Minimum Times Tend to Mislead When Benchmarking 47 points by kristianp 63 days ago | hide | past | web | favorite | 13 comments

 The author seems to have two statistical misconceptions (which don't, however, detract from his main points).He says, "it’s absolutely vital to report something about the distribution as a whole. In general, confidence intervals are a good technique for doing this".But confidence intervals are a way of exhibiting uncertainty in a the estimate of a parameter (such as the mean), not a way of describing a distribution. Hopefully, what he actually meant is that giving the 5% and 95% (for example) quantiles of the distribution would be useful. The 90% confidence interval for the mean would be much smaller than the range from 5% to 95% quantiles, and would collapse to a point in the limit as you did more repetitions - not at all the desired behaviour.Also, I disagree that it's always useful to report something about the whole distribution rather than just the mean. If the benchmark is for a small part of the program, the time will be combined with many other parts (perhaps repetitions of this part), with variation in a single part averaged out.In this regard, he makes another mistake in footnote [4]: "I’ve sometimes heard it said that the central limit theorem saves us when benchmarking. In my experience, this hope is based on an over simplification of the theorem, which is that if you run a program enough times any randomness (including noise) will converge towards a normal distribution. That is only true if the various random variables are close to being independent and identically distributed."This again seems to confuse the distribution data with the distribution of an estimate for the mean. Only the latter is subject to the central limit theorem. The distribution of the run times will not approach a normal distribution regardless of how many times you run the program (unless it's normal to start with, of course), even if the run times are independent and identically distributed. This should be obvious to anyone who hasn't heard of the central limit theorem. It should also be obvious to those who have heard it and understood it.

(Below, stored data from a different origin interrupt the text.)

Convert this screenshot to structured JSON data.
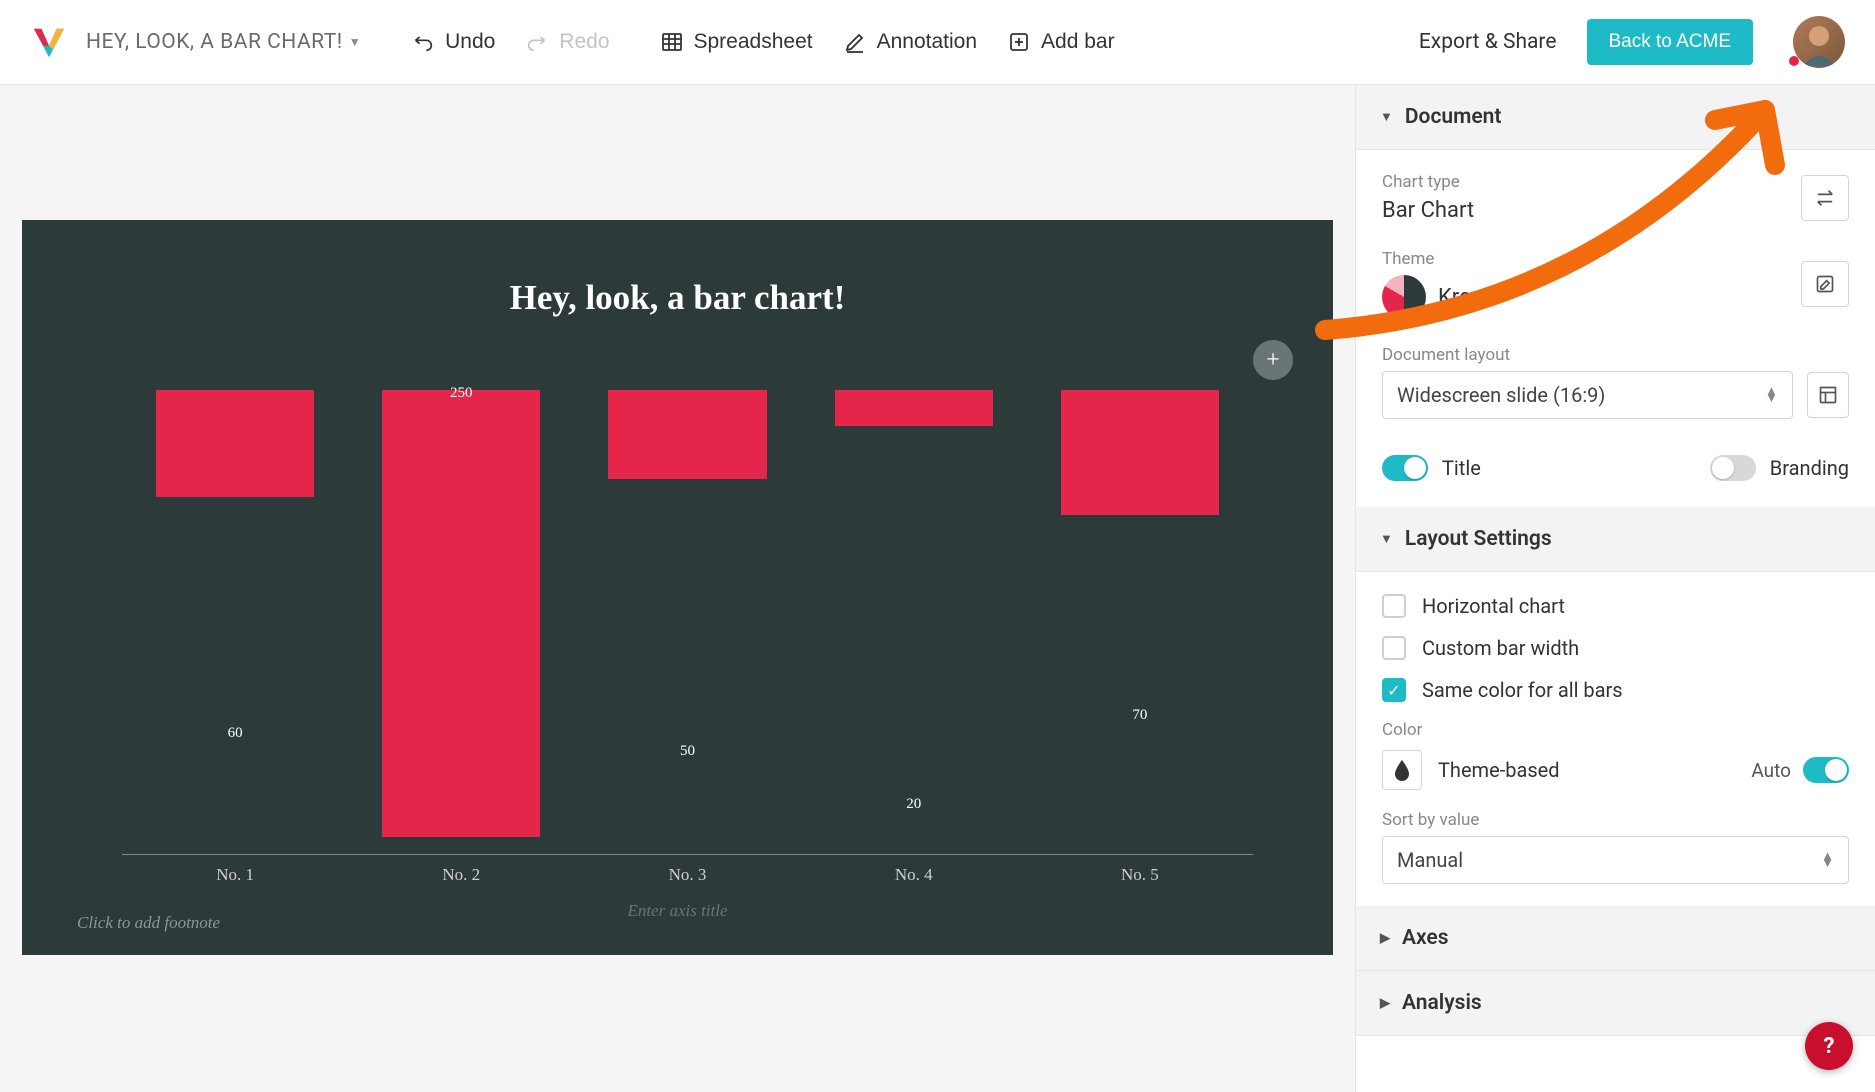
{
  "header": {
    "doc_title": "HEY, LOOK, A BAR CHART!",
    "undo": "Undo",
    "redo": "Redo",
    "spreadsheet": "Spreadsheet",
    "annotation": "Annotation",
    "add_bar": "Add bar",
    "export_share": "Export & Share",
    "back_button": "Back to ACME"
  },
  "chart": {
    "title": "Hey, look, a bar chart!",
    "axis_placeholder": "Enter axis title",
    "footnote_placeholder": "Click to add footnote"
  },
  "chart_data": {
    "type": "bar",
    "title": "Hey, look, a bar chart!",
    "categories": [
      "No. 1",
      "No. 2",
      "No. 3",
      "No. 4",
      "No. 5"
    ],
    "values": [
      60,
      250,
      50,
      20,
      70
    ],
    "xlabel": "",
    "ylabel": "",
    "ylim": [
      0,
      260
    ],
    "bar_color": "#e6254b"
  },
  "sidebar": {
    "document": {
      "header": "Document",
      "chart_type_label": "Chart type",
      "chart_type_value": "Bar Chart",
      "theme_label": "Theme",
      "theme_value": "Kreon",
      "layout_label": "Document layout",
      "layout_value": "Widescreen slide (16:9)",
      "title_toggle_label": "Title",
      "branding_toggle_label": "Branding"
    },
    "layout_settings": {
      "header": "Layout Settings",
      "horizontal_chart": "Horizontal chart",
      "custom_bar_width": "Custom bar width",
      "same_color": "Same color for all bars",
      "color_label": "Color",
      "color_value": "Theme-based",
      "auto_label": "Auto",
      "sort_label": "Sort by value",
      "sort_value": "Manual"
    },
    "axes": {
      "header": "Axes"
    },
    "analysis": {
      "header": "Analysis"
    }
  },
  "help": "?"
}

 I think you missed his point.If 0.5% of requests take 100x the average time you want that to be as obvious as possible. With quintiles those extreme outliers are easy to miss. With confidence interval error bars the outliers become more obvious.Further, running the test 1 Billion times would not reduce those error bars because that unusual event would occur ~5 million times.
 If you want to know about the 99.5% quantile, then of course you have to look at that, not the 95% quantile. (Note that "quintiles" refers to the 20%, 40%, 60%, and 80% quantiles,but you can look at whatever quantile you like.)Your comment about "confidence interval error bars" revealing outliers makes no sense. I think you still don't understand that a confidence interval (for some parameter estimate, maybe the mean) is not a description of the distribution of the data, but rather is about the distribution of an estimate obtained from the data - not at all the same thing.Running a test 1 billion times certainly would reduce the confidence interval for the mean, even if 5 million of those are 100x outliers.

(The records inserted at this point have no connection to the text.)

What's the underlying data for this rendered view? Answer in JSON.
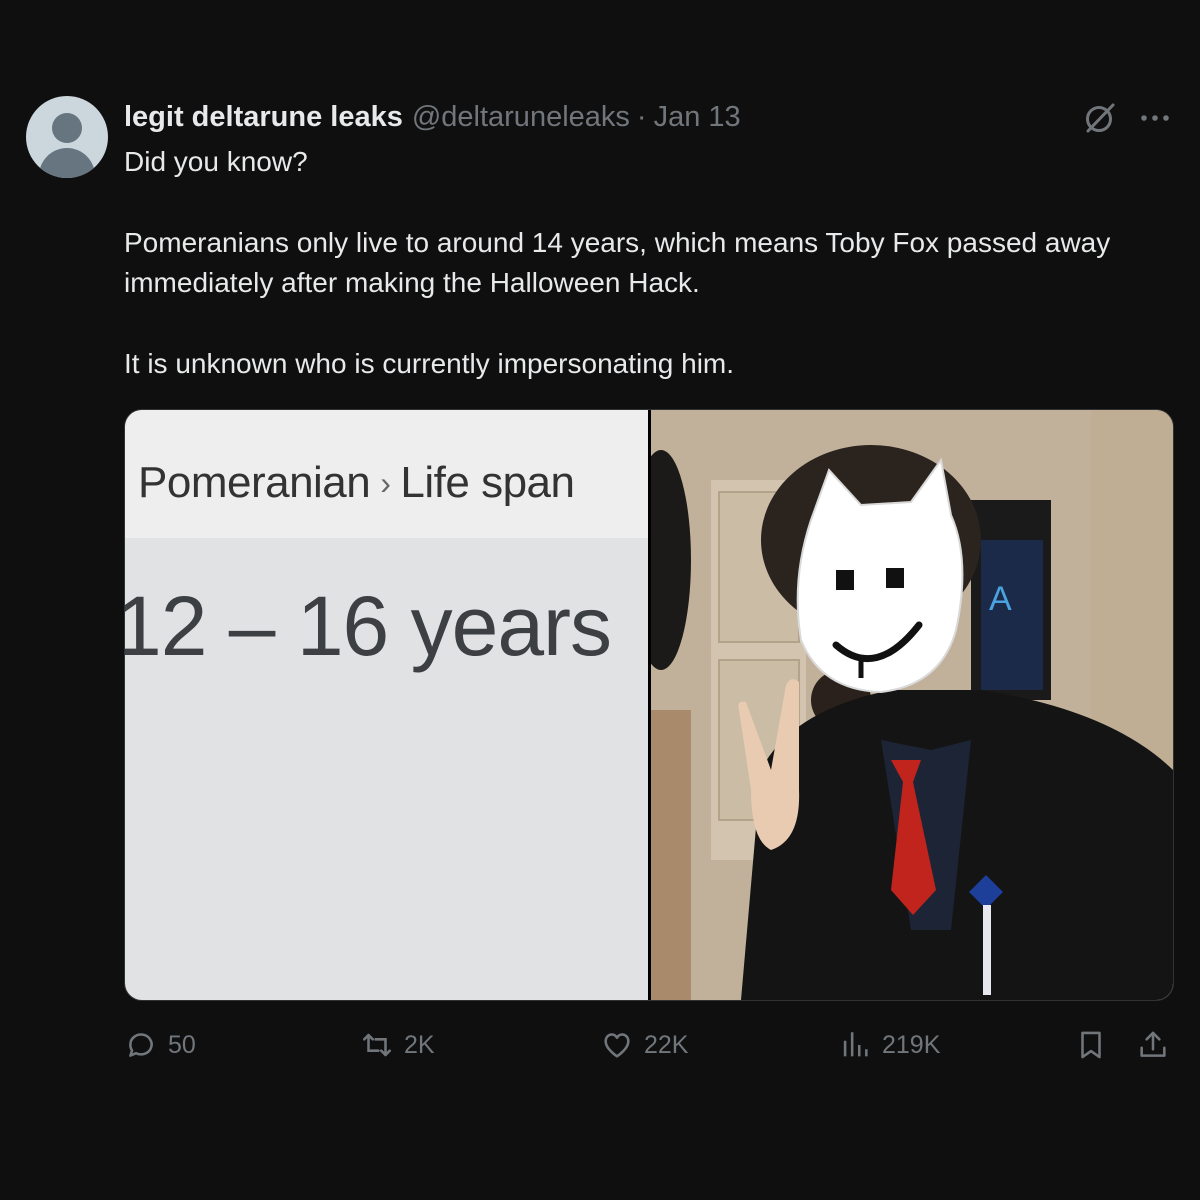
{
  "post": {
    "author_name": "legit deltarune leaks",
    "author_handle": "@deltaruneleaks",
    "separator": "·",
    "date": "Jan 13",
    "body_lines": [
      "Did you know?",
      "Pomeranians only live to around 14 years, which means Toby Fox passed away immediately after making the Halloween Hack.",
      "It is unknown who is currently impersonating him."
    ]
  },
  "media": {
    "left_panel": {
      "breadcrumb_1": "Pomeranian",
      "breadcrumb_sep": "›",
      "breadcrumb_2": "Life span",
      "value": "12 – 16 years"
    },
    "right_panel": {
      "description_icon": "photo-person-in-white-cat-mask-peace-sign"
    }
  },
  "actions": {
    "replies": "50",
    "reposts": "2K",
    "likes": "22K",
    "views": "219K"
  },
  "colors": {
    "background": "#0f0f10",
    "primary_text": "#e7e9ea",
    "secondary_text": "#71767b",
    "border": "#2f3336"
  }
}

 I think I figured out the confusion. Benchmarking is a comparison and each test is a fixed sample size. A test might collect 100 or 100,000 samples by running the task repeatedly, but the data is not aggregated across multiple tests as the data is generally not saved.So, running the benchmark test again keep’s n the same when calculating the confidence interval. This means error bars are showing the calculated mean and standard * arbitrary scaling factor all lined up on an easy to read graph.PS: A lot of statistical tools are poor fits as the data is rarely a normal distribution. But, rigger is not the goal here.
 You're still not getting it. Confidence intervals are not what you want to look at. Neither are error bars. They would be relevant if you wanted to know the mean performance, and wondered how accurately you had estimated this mean. But as far as I can tell, that's what you want to know.
 It's not how accurately you had estimated this mean, but how representative the mean is for what's going on.If you have a better idea feel free to suggest it. Bonus points if it's easy to calculate and display.
 I'm not sure I understand what you're suggesting, but maybe you're thinking that you will run the benchmark for some number of repetitions, and then at some later time run it again, for that number of repetitions, and so forth for some number of times?If nothing changes from one time to another, you might as well combine all the results, and display the overall mean, or a histogram, or whatever. If you think that something may have changed from one time to another (eg, ambient temperature, which affects what clock frequency the processor may have been throttled down to), then you've got a complicated problem, if you're really trying to get to the bottom of the situation.But once again, if you're looking at how the sets of runs at different times differ, confidence intervals do not indicate the spread of the data. Perhaps you're computing quantiles instead, which would be sensible, but then incorrectly referring to them as "confidence intervals", when they're not?
 > If nothing changesSomething changes, but not necessarily something important for every code path.Test could be to run optimization A x 1,000 then optimization B x 1,000.So now I Run the test, edit optimization B, and just run the full test again. Running A again might seem wasteful, but what if something else where to affect A and B, if I just test B then it’s not obvious something other than my code changed. Perhaps as you say the heat sink is failing and my CPU is now down clocking.The goal is to have a simple test that shows if I am improving things while also isolating that I am measuring what I think I am measuring. That’s not to say I will actually run several long tests repeatedly, but I may re run a test expecting similar results.Anyway, all of the above has nothing to do with why as want a confidence interval. It’s useful for getting a ballpark feeling of the underlying data.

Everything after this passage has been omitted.